いきなりですが、円安が止まりません。これは最近の各国の政策や新型コロナウイルス・戦争の影響によるものです。「アメリカの長期利回り国債の金利上昇」や「日本銀行の指値オペ実施」といったニュースがありましたが、このあたりのニュースに触れつつ考えてみましょう。
まず、円安ドル高という現象をおさらいしてみましょう。円安ドル高というのは
1ドル=100円 ⇒ 1ドル=125円
のように同じ1ドルを手に入れるために必要な日本の円の量が増える現象を言います。なんだか、“100円⇒125円”のように円の金額が増えているのに円安という言葉がマッチしない感じがしますね。
今度は同じ現象で円を基準に考えてみましょう。
100円=1ドル ⇒ 100円=0.8ドル
このように、同じ100円でも手に入れることができるドルの量が減りますね。すなわち円の価値が20%下がっている(安くなっている)のがご理解いただけると思います。この原稿を書いている4月20日現在1ドル129.3円に到達しています。今年の1月が114円だったことを考えると129円はおよそ11.6%も価値が下がっていることを意味します。
ここで1ドルあたりの値動きのチャートを見てみましょう。
このように3月初旬を起点に急激に円安に転換しているのが、よくわかります。
アメリカは3月中旬に政策金利の利上げを発表しました。要するにお金を借りるときの利子の割合を国の方針として上げましょうということです。こうなると、アメリカ国内ではお金を貸す側がたくさん利子をもらえるようになり、アメリカという国が発行する国債の利子も上がります。すると世界の投資家は、「アメリカの国債を買えばたくさん利息が付くから買うべし!(利息がたくさんもらえるから、お金が増える)」という動きが広がります。
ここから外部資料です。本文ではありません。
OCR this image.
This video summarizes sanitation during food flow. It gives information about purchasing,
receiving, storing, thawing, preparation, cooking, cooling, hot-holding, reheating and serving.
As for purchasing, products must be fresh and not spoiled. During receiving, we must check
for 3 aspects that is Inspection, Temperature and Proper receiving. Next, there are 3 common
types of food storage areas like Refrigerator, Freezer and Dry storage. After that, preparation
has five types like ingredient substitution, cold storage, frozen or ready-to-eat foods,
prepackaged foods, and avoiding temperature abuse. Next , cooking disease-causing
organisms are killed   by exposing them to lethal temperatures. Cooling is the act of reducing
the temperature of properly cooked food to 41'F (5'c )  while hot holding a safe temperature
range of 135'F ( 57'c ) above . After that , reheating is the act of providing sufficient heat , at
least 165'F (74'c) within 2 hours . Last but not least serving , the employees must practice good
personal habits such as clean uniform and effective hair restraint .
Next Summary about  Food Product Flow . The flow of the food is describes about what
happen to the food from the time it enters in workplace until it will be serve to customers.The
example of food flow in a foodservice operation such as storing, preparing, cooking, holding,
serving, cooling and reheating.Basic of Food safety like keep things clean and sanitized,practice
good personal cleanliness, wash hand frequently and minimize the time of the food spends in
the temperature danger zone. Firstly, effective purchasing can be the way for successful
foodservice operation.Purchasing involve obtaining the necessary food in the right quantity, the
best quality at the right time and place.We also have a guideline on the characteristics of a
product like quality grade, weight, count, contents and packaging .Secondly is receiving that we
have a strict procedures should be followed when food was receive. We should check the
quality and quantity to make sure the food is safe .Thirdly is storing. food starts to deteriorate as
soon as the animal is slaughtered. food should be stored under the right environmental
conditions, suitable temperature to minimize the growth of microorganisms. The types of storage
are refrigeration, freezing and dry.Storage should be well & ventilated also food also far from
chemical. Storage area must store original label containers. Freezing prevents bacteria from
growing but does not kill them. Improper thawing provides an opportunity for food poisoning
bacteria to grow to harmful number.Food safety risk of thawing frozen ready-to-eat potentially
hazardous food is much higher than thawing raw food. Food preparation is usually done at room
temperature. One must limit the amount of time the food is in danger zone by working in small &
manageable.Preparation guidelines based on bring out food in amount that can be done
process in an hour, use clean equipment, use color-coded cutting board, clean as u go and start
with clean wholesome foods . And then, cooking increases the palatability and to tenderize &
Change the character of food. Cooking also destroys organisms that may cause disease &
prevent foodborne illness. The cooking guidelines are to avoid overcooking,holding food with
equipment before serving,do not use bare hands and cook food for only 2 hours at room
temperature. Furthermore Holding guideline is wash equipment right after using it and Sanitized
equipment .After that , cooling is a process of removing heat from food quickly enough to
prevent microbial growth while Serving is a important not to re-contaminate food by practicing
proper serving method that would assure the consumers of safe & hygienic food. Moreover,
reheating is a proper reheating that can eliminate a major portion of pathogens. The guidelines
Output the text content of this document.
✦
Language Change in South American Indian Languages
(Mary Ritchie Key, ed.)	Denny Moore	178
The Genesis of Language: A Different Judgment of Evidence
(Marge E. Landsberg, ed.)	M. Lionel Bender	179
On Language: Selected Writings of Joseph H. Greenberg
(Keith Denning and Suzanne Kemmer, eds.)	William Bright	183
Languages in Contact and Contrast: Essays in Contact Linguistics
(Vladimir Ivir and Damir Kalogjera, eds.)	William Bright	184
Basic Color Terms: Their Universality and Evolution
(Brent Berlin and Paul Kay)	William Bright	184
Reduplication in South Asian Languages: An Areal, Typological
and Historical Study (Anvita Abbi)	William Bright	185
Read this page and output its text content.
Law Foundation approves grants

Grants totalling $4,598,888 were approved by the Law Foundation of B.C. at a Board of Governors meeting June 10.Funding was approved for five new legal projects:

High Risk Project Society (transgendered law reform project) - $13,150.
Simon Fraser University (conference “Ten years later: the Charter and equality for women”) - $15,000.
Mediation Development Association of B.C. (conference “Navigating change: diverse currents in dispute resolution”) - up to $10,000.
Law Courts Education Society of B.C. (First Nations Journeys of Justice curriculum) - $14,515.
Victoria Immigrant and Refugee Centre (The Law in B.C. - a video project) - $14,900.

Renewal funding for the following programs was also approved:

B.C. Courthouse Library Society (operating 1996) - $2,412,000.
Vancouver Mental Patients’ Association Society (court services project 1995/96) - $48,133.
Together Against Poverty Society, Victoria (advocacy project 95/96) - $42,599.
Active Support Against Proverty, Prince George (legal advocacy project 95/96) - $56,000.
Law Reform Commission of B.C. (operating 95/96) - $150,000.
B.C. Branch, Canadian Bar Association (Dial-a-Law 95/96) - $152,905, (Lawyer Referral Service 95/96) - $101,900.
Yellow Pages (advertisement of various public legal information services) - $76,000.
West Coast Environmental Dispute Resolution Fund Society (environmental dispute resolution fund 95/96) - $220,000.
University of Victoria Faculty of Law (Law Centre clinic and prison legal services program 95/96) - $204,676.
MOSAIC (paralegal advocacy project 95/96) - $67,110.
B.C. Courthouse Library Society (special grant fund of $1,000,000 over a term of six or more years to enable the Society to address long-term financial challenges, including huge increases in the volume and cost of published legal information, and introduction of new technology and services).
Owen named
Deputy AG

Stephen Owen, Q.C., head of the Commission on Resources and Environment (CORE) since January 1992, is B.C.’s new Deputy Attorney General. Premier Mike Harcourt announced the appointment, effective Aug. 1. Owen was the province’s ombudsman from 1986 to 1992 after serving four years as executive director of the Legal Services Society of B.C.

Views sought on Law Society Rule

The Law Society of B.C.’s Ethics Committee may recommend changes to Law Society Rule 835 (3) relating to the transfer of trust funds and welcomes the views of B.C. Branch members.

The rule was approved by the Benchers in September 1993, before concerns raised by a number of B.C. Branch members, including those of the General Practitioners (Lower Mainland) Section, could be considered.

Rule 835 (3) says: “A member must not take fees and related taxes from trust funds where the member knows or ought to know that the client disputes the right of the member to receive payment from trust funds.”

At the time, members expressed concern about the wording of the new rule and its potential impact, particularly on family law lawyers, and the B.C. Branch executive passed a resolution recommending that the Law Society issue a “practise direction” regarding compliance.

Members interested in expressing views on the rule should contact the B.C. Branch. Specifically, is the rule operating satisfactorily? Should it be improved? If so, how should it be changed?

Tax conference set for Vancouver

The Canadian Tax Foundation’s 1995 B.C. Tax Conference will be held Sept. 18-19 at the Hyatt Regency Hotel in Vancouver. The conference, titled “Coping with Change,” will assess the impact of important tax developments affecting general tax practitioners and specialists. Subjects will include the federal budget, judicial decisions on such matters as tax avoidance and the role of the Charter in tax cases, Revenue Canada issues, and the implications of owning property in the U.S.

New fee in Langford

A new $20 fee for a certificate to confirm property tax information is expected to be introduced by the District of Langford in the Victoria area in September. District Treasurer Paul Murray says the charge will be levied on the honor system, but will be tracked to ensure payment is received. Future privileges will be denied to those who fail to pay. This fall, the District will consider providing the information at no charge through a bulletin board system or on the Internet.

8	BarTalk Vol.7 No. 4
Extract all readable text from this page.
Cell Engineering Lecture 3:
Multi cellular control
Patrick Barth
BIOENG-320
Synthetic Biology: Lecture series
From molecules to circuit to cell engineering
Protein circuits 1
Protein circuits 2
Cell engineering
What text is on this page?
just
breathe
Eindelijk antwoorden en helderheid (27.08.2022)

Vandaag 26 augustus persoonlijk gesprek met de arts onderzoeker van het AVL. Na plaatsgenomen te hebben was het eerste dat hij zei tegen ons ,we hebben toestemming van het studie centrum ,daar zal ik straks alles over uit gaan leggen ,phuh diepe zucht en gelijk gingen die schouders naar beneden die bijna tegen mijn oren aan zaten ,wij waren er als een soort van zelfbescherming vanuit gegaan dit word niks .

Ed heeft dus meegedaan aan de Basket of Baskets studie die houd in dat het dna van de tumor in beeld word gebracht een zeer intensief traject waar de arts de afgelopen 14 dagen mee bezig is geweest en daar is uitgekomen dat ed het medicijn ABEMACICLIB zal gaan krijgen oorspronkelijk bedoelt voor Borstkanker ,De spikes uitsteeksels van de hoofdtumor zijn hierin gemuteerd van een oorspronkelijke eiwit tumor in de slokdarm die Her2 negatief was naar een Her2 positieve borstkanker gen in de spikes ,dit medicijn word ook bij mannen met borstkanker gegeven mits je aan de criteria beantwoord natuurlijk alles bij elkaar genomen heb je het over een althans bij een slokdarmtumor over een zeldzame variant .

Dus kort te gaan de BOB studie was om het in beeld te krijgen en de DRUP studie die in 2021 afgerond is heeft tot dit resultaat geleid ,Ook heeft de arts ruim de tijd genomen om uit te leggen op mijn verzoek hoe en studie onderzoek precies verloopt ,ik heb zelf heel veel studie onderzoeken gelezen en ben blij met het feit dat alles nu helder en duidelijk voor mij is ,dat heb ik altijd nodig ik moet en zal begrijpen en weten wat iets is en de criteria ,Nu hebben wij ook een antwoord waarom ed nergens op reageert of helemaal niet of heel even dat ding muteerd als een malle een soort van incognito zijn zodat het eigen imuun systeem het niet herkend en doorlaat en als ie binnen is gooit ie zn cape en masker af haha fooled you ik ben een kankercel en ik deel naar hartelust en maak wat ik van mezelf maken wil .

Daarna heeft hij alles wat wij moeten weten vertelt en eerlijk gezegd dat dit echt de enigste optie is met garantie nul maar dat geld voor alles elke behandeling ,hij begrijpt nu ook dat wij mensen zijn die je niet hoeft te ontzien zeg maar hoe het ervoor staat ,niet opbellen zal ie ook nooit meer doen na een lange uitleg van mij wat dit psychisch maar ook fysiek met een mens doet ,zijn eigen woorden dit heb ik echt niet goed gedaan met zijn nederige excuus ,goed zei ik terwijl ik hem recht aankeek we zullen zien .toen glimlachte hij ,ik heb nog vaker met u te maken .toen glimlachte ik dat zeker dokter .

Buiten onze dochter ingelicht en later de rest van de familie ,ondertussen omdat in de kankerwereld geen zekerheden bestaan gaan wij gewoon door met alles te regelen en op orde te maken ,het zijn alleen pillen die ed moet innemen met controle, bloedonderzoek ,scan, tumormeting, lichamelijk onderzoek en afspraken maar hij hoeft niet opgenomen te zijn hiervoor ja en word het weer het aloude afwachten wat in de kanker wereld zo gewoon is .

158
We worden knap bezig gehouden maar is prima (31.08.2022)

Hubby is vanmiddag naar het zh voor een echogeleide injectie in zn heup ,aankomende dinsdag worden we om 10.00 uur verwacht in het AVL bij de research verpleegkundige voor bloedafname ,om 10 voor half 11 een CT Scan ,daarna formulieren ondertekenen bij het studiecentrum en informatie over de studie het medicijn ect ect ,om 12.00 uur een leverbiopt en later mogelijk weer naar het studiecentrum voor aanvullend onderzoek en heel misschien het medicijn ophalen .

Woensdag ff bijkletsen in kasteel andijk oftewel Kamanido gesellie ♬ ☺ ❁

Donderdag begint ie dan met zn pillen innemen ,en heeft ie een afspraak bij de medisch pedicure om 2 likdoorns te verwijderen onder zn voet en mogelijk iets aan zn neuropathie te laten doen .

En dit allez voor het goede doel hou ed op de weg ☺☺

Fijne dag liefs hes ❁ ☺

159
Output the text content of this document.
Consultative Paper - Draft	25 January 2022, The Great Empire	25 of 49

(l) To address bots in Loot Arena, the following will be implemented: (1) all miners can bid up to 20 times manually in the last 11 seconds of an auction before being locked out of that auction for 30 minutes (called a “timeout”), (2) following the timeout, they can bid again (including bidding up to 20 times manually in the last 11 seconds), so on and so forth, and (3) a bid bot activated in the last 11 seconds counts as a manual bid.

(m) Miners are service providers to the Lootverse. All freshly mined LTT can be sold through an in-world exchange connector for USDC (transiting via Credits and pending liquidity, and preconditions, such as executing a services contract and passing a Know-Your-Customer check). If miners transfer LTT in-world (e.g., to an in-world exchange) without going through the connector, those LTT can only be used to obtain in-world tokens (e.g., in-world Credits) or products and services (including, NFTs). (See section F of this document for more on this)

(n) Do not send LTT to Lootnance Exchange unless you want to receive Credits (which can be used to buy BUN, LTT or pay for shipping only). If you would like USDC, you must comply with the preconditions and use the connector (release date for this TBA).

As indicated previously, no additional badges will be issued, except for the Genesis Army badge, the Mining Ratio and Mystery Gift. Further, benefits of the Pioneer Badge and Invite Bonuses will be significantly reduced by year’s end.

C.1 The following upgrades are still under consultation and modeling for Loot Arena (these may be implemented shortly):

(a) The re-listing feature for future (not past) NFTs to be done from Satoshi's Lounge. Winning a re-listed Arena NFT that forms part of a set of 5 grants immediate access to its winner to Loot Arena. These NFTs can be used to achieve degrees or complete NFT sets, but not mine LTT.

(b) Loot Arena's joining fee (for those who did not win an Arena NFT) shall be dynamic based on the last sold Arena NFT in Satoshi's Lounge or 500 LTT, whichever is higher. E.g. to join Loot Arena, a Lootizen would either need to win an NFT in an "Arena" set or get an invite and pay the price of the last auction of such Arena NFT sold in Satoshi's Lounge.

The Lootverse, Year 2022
一方で日本では、逆に“指値オペ”という政策を実行しました。“指値オペ”とは“指値オペレーション”の略で、金融市場の需要と供給のバランスを操作するために一定の利率で国債を無制限に購入することを言います。
本来、需要が高くなれば値段が上がり、供給が多くなれば値段が下がるというのが原理です。“国債が欲しいという人”が多くなれば需要が増え、利率が下がります(たくさん利子をつけなくても国債を買ってくれる人が多いから)。日本銀行は“国債が欲しいという人”になるため、無制限に国債を買い入れることにより、利率の上昇をコントロールしようとしているのです。
なぜこのようなことを日本銀行が行うかというと、“日本に出回るお金の量を増やしたい”、すなわち金融緩和政策の継続です。日本では新型コロナウイルスが流行し始めたころ、政策として国が利子無しで会社にお金を貸すという手段をとってきました。これは新型コロナウイルスによって経済が止まり、日本国民がお金を稼ぐ手段を失ったためです。その後経済が徐々に回復し始め、営業しているお店も増えてきつつありますが、日本銀行はまだ経済の回復が不十分だと考え、金融緩和を継続する方針を示しました。利息が上がるとお金を借りる人が減るため、世の中のお金の量が減ることを避けたかったのでしょう。
こうしてみるとアメリカと日本は対照的です。経済の回復が十分に行われて利息を上げるアメリカと、回復が不十分と判断した日本。世界のお金の流れがアメリカにどんどん傾いていった結果、日本の円の価値が下がっていったと言えるでしょう。
今回は少し難しい内容でした。できるだけ平易な解説を心掛けた結果、説明が足りないところもあるかもしれません。経済は国や人の様々な思惑によって動きます。みなさんも国際社会の一員として世界経済を注視していただければと思います。